I thoroughly enjoyed these stories. So much so that as soon as I had finished them, I read them again. I suspect I will be returning to this short volume of gems many times in the future, and each time they will shine ever brighter.'
-Anthony Peake, Author of The Hidden Universe
“Fiorito is an accomplished writer, and in this collection of short stories he creates a series of intriguing vignettes, which together make up far more than the sum of their parts. The atmospheres conjured up stay with you long after reading, by turns wistful, illogical, and deeply human. A diverting book with a unique flavor.”
-Nikki Wyrd, Editor of the Psychedelic Press Journal
"What makes Fiorito's Falling from Trees fantastic aren't elements of the fantastic--aliens and intergalactic travel, miracles and magic--but, rather, what the interconnected stories show us about relationships."
-Chad Frame, Director of the Montgomery County Poet Laureate Program
I am currently reading Fiorito’s wonderful book and it reminds of all my experiences each day. The stories take you to a part of reality that comes to life inside your dreams. Having said that they seem real and in the moment both at the same time! Hand touches eye, eye touches a yellow color, a color touches the moment of death, the moment of death touches a tree, and so on, and on as things, thoughts, lost memories come back to life and we are on to the story! I am loving every journey into the inner world of his wonderful new book.
-Myron Dyal, Artist
My name is Mike Fiorito and this is the website for my book Falling from Trees. I am an Associate Editor for Mad Swirl Magazine and a regular contributor to the Red Hook Star Revue. My other books are Call Me Guido (Ovunque Siamo Press), Freud’s Haberdashery Habits and Hallucinating Huxley (Alien Buddha Press).

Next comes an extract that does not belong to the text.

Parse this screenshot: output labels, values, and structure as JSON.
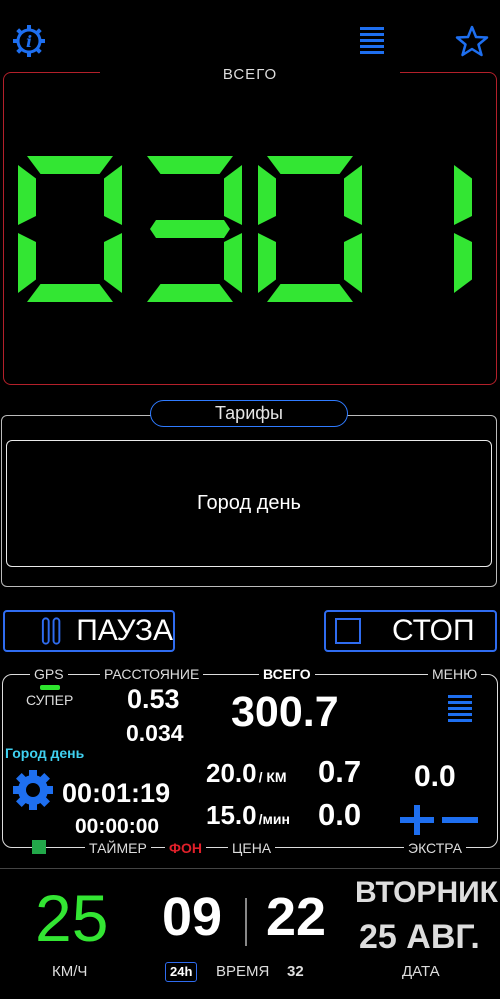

I have another book slated for 2021. I am currently working on a novel.
In these tumultuous times, science fiction can be either comforting or provocative. Mike Fiorito’s Falling from Trees is both. His stories depict the alien race that rescues humanity through imagery, color, and sound, transcending the distance between its planet and Earth.
The collection begins with “Climbing Time” where the aliens reach out to individuals with Asperger’s, communicating with them in vivid, wordless dreams. Another common theme is the disastrous impact of climate change. In a prescient irony, the interconnected “Pale Leviathan” and “Tomorrow’s Ghost” present the fierceness of the sun invading the characters’ cooled home and the claustrophobia of the world where soon children will, as in our world, be forced to attend school remotely. The ending of “Tomorrow’s Ghost” blends provocation and comfort in a particularly striking way. Other stories follow the enigmatic alien Smith, a “word person” rather than a numbers person, through believable, mysterious encounters with humans. A change of pace story portrays the possibility of romance between an astronomer and a magician, both of Italian descent.
Those of you whose experience with science fiction is limited to a few episodes of Star Trek should take a chance on Fiorito’s stories. They showcase the genre’s possibilities for character as well as world-building that emphasizes imagery, color, and sound over technology, especially military technology.
-Marianne Szlyk, author of Poetry en Plein Air.